Andreas Jakobsson, Uppsala University (Sweden)
Arnold Lee Swindlehurst, Brigham Young University (U.S.A.)
Petre Stoica, Uppsala University (Sweden)
This paper considers the problem of estimating the time delays and doppler shifts of a known waveform received via several distinct paths by an array of antennas. The general maximum likelihood estimator is presented, and is shown to require a $2d$-dimensional non-linear minimization, where $d$ is the number of received signal reflections. Two alternative solutions based on signal and noise subspace fitting are proposed, requiring only a $d$-dimensional minimization. In particular, we show how to decouple the required search into a two-step procedure, where the delays are estimated and the dopplers solved for explicitly. Initial conditions for the time delay search can be obtained by applying generalizations of the MUSIC and ESPRIT algorithms.
Mototsugu Abe, The University of Tokyo (Japan)
Shigeru Ando, The University of Tokyo (Japan)

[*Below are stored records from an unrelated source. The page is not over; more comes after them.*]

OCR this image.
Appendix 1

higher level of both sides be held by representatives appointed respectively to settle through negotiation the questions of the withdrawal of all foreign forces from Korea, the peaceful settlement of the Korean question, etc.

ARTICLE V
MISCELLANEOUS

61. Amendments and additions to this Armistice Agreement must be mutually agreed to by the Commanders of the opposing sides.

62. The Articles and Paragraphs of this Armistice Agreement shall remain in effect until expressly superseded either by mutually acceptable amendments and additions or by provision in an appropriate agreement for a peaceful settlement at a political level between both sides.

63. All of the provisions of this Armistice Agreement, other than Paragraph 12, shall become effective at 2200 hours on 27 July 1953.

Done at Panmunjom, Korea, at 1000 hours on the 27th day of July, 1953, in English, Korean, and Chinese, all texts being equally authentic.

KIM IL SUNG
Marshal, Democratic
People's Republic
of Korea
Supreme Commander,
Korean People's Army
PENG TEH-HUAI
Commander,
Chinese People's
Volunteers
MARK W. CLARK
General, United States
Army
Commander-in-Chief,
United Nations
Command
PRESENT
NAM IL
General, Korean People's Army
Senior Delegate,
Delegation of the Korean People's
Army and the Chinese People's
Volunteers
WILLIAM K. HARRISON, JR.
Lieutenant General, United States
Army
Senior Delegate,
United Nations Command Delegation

This paper describes a new method for computational auditory scene analysis which is based on 1) waveform operators to extract instantaneous frequency (IF), frequency change (FM), and amplitude change (AM) from subband signals, and 2) a voting method into a probability distribution to extract coherency (shared fundamental frequency, shared FM, and shared AM) involved in them. We introduce non-parametric Kalman filtering for the time-axis integration. A consistent AM operator which is independent to frequency change is newly defined. Sharpness of the resultant probability distribution is examined with relating to the definition of the operators and subband bandwidth. We evaluate the performance of the algorithm by using several speech sounds.
James W Pitton, MathSoft (U.S.A.)
This paper extends Thomson's multitaper spectrum estimation method to nonstationary signals. The method uses a newly-derived set of basis functions which generalize the concentration properties of the prolate spheroidal waveforms to the time-frequency case. We solve for the basis which diagonalizes the nonstationary spectrum generating operator over a finite region of the time--frequency plane. These eigenfunctions are maximally concentrated to and orthogonal over the specified time-frequency region, and are thus doubly orthogonal. Individual spectrograms computed with these eigenfunctions form direct time-frequency spectrum estimates. We next present a multitaper time-frequency spectrum estimation procedure using these time-frequency eigenestimates. Bias and variance expressions are derived, allowing for a statistical characterization of the accuracy of the estimate. The time-frequency concentration property of the basis functions yields an estimator with excellent bias properties, while the variance of the estimate is reduced through the use of multiple orthogonal windows.
Osama A. Ahmed, King Fahd University of Petroleum & Minerals (Saudi Arabia)
Moustafa M. Fahmy, King Fahd University of Petroleum & Minerals (Saudi Arabia)
A new implementation of the critically sampled non-periodic real Gabor transform (GT) is presented for non-separable time-frequency (TF) plane sampling. In the proposed implementation, the quincunx sampling is used to sample the TF plane. This leads to a well localized biortogonal function in both time and frequency. It thus overcomes the main problem of the previous implementations, which is the non-localization of the resultant biorthogonal function. A fast algorithm to compute the derived biorthogonal function is proposed.